It was just another day for Sipho to come to work from a peaceful, beautiful nuclear family. Another day, another ndoda for Sipho’s days at work. He has to face himself arguing with the legions in his head about walking on his ideas than working on them, as he no longer sleeps.

Sipho is a carpenter at an Indian man’s company, his dream is to have his own automobile repairs company, fix cars and paint them as he raves about it all night and day. Born in a family of five, him being the second, the first was his deceased brother whom was killed trying to fend for his family, because… well, he was the only breadwinner at that time.

Then there’s Nobuhle, who’s now in her first year in college with the aid of a bursary, Nomusa, who’s in high school and Lisakhanya who is in The SpecialSchool for the Deaf.

Sipho’s mother is there but can’t afford to maintain for her family as a domestic worker, with pension soon approaching. However, this is not another typical black family. Sipho’s father had an injury while working as a mechanic, sustaining a brain injury that led to paralysis and memory loss. Now let’s take a break…

Now that we are at the alter ego of Sipho’s story, being a breadwinner. We have been programmed to a life of trade, competition and ranks, on the contrary where does being a breadwinner fit in there? Winning is inevitably a state or rather destination we get to after chasing, fighting and aiming for a goal or a prize. So bread, are you won or you won us?
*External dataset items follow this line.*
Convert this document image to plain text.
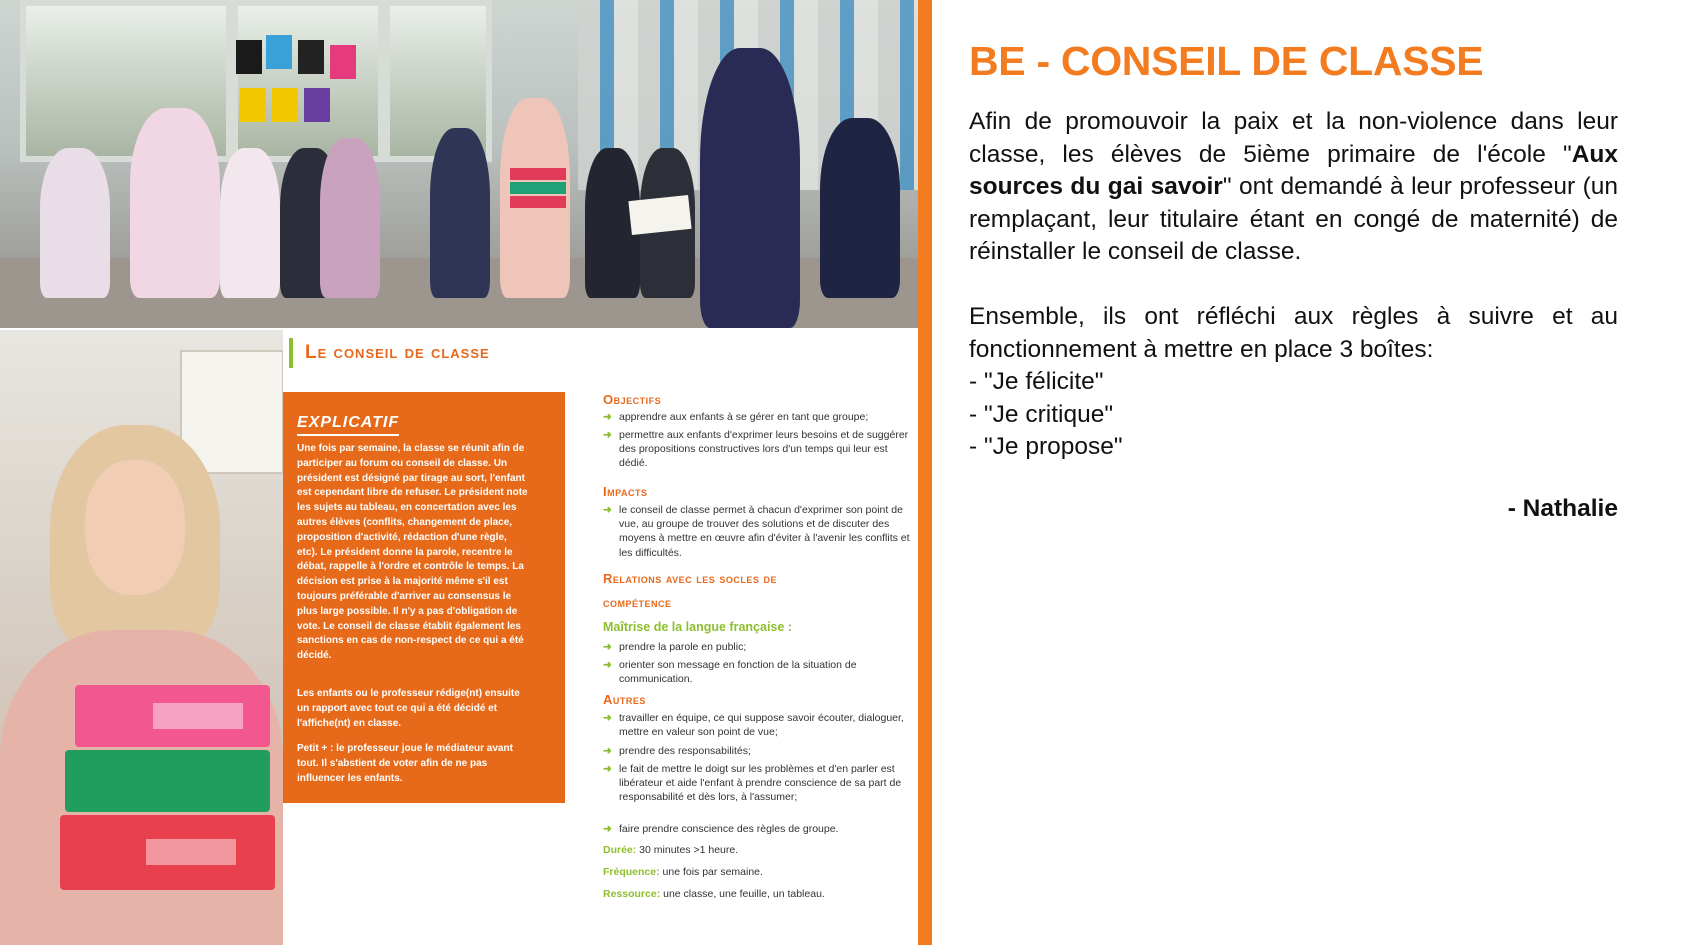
Le conseil de classe
EXPLICATIF
Une fois par semaine, la classe se réunit afin de participer au forum ou conseil de classe. Un président est désigné par tirage au sort, l'enfant est cependant libre de refuser. Le président note les sujets au tableau, en concertation avec les autres élèves (conflits, changement de place, proposition d'activité, rédaction d'une règle, etc). Le président donne la parole, recentre le débat, rappelle à l'ordre et contrôle le temps. La décision est prise à la majorité même s'il est toujours préférable d'arriver au consensus le plus large possible. Il n'y a pas d'obligation de vote. Le conseil de classe établit également les sanctions en cas de non-respect de ce qui a été décidé.
Les enfants ou le professeur rédige(nt) ensuite un rapport avec tout ce qui a été décidé et l'affiche(nt) en classe.
Petit + : le professeur joue le médiateur avant tout. Il s'abstient de voter afin de ne pas influencer les enfants.
Objectifs
➜ apprendre aux enfants à se gérer en tant que groupe;
➜ permettre aux enfants d'exprimer leurs besoins et de suggérer des propositions constructives lors d'un temps qui leur est dédié.
Impacts
➜ le conseil de classe permet à chacun d'exprimer son point de vue, au groupe de trouver des solutions et de discuter des moyens à mettre en œuvre afin d'éviter à l'avenir les conflits et les difficultés.
Relations avec les socles de
compétence
Maîtrise de la langue française :
➜ prendre la parole en public;
➜ orienter son message en fonction de la situation de communication.
Autres
➜ travailler en équipe, ce qui suppose savoir écouter, dialoguer, mettre en valeur son point de vue;
➜ prendre des responsabilités;
➜ le fait de mettre le doigt sur les problèmes et d'en parler est libérateur et aide l'enfant à prendre conscience de sa part de responsabilité et dès lors, à l'assumer;
➜ faire prendre conscience des règles de groupe.
Durée: 30 minutes >1 heure.
Fréquence: une fois par semaine.
Ressource: une classe, une feuille, un tableau.
BE - CONSEIL DE CLASSE

Afin de promouvoir la paix et la non-violence dans leur classe, les élèves de 5ième primaire de l'école "Aux sources du gai savoir" ont demandé à leur professeur (un remplaçant, leur titulaire étant en congé de maternité) de réinstaller le conseil de classe.

Ensemble, ils ont réfléchi aux règles à suivre et au fonctionnement à mettre en place 3 boîtes:

- "Je félicite"

- "Je critique"

- "Je propose"

- Nathalie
We have been won by the bread, to slice it every time we get it, to be the sole providers of our families, while being the soul providers to the idea of bread. The inferiority complex in the oppression of passive preconceived ideologies such as a breadwinner.

The system is just a sea stem that feeds people like Sipho, numbers and words to create bottlenecks of flow. Constipation right there from the top to the bottom of the degeneration caused by the credo of innovation, words that some of us tend to fail to discover the understanding.

“There are pizzas, buns and baguettes much as there are billionaires and philanthropists.” – Sipho

It’s not all of us who want to win bread.